Il Papa riduce allo stato laicale don Inzoli, ma il vescovo assicura che potrà continuare a fare la comunione


Nonostante i fatti fossero stati appurati e condannati da ben due papi, probabilmente non ci sarebbero state reali conseguenze per don Mauro Inzoli se solo non avesse riacceso il clamore mediatico presentandosi tra le autorità del comizio omofobo di Mario Adinolfi organizzato da Regione Lombardia in collaborazione con Alleanza Cattolica e Tempi. Il sacerdote dichiarò di essere stato invitato a quel comizio da alcuni amici di Costanza Miriano.
Quell'apparizione che gli costò anche una denuncia alle autorità, portando all'apertura di un'inchiesta per pedofilia che si era risparmiato dato che le vittime lo avevano segnalato ai vescovi ma non alle autorità civili, riservando a lui solo i provvedimenti all'acqua di rose decisi da papa Benedetto XVI e ridimensionati da papa Francesco. A creare imbarazzo fu anche la decisione della Santa Sede che nel 2015 cercò di ostacolare il corso della giustizia con il suo rifiuto alla rogatoria richiesta dalla Procura di Cremona. In altre parole, decise di non trasmettere gli atti inerenti i casi di abusi su minori che erano stati accertati dalle autorità ecclesiastiche. Ciononostante, Inzoli è stato condannato a 4 anni e 9 mesi di reclusione dal tribunale di Cremona per abusi sessuali commessi su cinque ragazzini che all'epoca dei fatti avevano dai 12 ai 16 anni.
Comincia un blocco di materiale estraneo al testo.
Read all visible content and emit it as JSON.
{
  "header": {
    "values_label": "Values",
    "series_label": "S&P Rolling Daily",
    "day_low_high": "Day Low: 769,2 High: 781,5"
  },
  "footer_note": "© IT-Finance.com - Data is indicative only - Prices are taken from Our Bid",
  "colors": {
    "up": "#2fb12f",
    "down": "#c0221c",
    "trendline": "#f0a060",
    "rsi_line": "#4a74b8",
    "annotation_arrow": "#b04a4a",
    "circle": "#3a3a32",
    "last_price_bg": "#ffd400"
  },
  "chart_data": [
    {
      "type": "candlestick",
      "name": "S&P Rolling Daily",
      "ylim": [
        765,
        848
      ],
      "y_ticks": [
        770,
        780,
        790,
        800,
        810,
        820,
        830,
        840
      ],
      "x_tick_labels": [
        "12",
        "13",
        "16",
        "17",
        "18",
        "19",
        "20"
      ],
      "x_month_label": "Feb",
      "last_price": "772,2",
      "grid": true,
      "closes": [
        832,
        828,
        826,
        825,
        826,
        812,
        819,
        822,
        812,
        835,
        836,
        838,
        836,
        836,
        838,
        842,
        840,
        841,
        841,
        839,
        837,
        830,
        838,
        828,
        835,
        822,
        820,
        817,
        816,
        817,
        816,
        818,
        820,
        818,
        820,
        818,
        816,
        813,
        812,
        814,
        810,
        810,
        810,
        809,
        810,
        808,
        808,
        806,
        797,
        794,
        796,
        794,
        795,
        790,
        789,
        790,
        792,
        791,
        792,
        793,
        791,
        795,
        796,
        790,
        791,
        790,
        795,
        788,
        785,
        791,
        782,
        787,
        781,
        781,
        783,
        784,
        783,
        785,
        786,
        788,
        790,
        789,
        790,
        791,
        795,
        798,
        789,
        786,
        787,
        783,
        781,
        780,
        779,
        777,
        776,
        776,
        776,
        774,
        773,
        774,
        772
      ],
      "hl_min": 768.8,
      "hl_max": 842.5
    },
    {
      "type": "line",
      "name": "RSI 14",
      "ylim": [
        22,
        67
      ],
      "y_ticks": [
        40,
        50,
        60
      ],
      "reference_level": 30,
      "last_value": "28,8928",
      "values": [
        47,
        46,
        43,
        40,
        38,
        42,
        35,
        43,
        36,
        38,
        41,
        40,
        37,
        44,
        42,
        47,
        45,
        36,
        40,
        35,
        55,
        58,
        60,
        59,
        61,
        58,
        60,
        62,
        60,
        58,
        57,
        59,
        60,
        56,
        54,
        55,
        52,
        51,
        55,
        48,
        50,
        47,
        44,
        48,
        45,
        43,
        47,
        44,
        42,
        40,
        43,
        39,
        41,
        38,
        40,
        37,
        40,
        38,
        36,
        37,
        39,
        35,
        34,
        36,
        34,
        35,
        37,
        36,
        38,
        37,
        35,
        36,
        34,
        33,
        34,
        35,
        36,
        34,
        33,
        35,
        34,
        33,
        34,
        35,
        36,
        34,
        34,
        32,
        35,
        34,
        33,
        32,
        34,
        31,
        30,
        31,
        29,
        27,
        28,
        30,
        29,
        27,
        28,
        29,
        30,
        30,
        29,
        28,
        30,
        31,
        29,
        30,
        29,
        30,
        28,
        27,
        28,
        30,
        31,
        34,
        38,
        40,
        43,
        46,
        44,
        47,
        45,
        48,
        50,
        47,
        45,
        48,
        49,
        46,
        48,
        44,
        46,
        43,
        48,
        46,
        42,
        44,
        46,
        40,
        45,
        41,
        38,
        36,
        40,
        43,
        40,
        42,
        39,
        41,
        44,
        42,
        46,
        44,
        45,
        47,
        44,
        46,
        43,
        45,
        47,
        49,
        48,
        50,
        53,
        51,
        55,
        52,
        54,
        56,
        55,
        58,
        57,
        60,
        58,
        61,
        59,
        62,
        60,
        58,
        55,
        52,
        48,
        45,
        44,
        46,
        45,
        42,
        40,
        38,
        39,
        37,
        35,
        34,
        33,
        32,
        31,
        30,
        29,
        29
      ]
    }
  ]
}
Ora giunge notizia che il sacerdote è stato ridotto allo stato laicale. A darne notizia è il vescovo di Crema che, attraverso una lettera pubblicata dalla diocesi, ha comunicato la decisione:

Carissime e carissimi tutti,nei giorni scorsi, la Congregazione per la Dottrina della Fede mi ha comunicato la decisione, presa da Papa Francesco il 20 maggio scorso con sentenza definitiva, di dimettere don Mauro Inzoli dallo stato clericale.Non possiamo pensare che il Papa sia giunto a una decisione così grave senza aver vagliato attentamente davanti a Dio tutti gli elementi in gioco, per arrivare a una scelta che fosse per il bene della Chiesa e al tempo stesso per il bene di don Mauro: perché nessuna pena, nella Chiesa, può essere inflitta se non in vista della salvezza delle anime, che può passare anche attraverso una pena così grave, la più grave che possa essere inflitta a un sacerdote. Accogliamo dunque con piena docilità al Papa questa decisione, custodendola prima di tutto nel santuario della preghiera.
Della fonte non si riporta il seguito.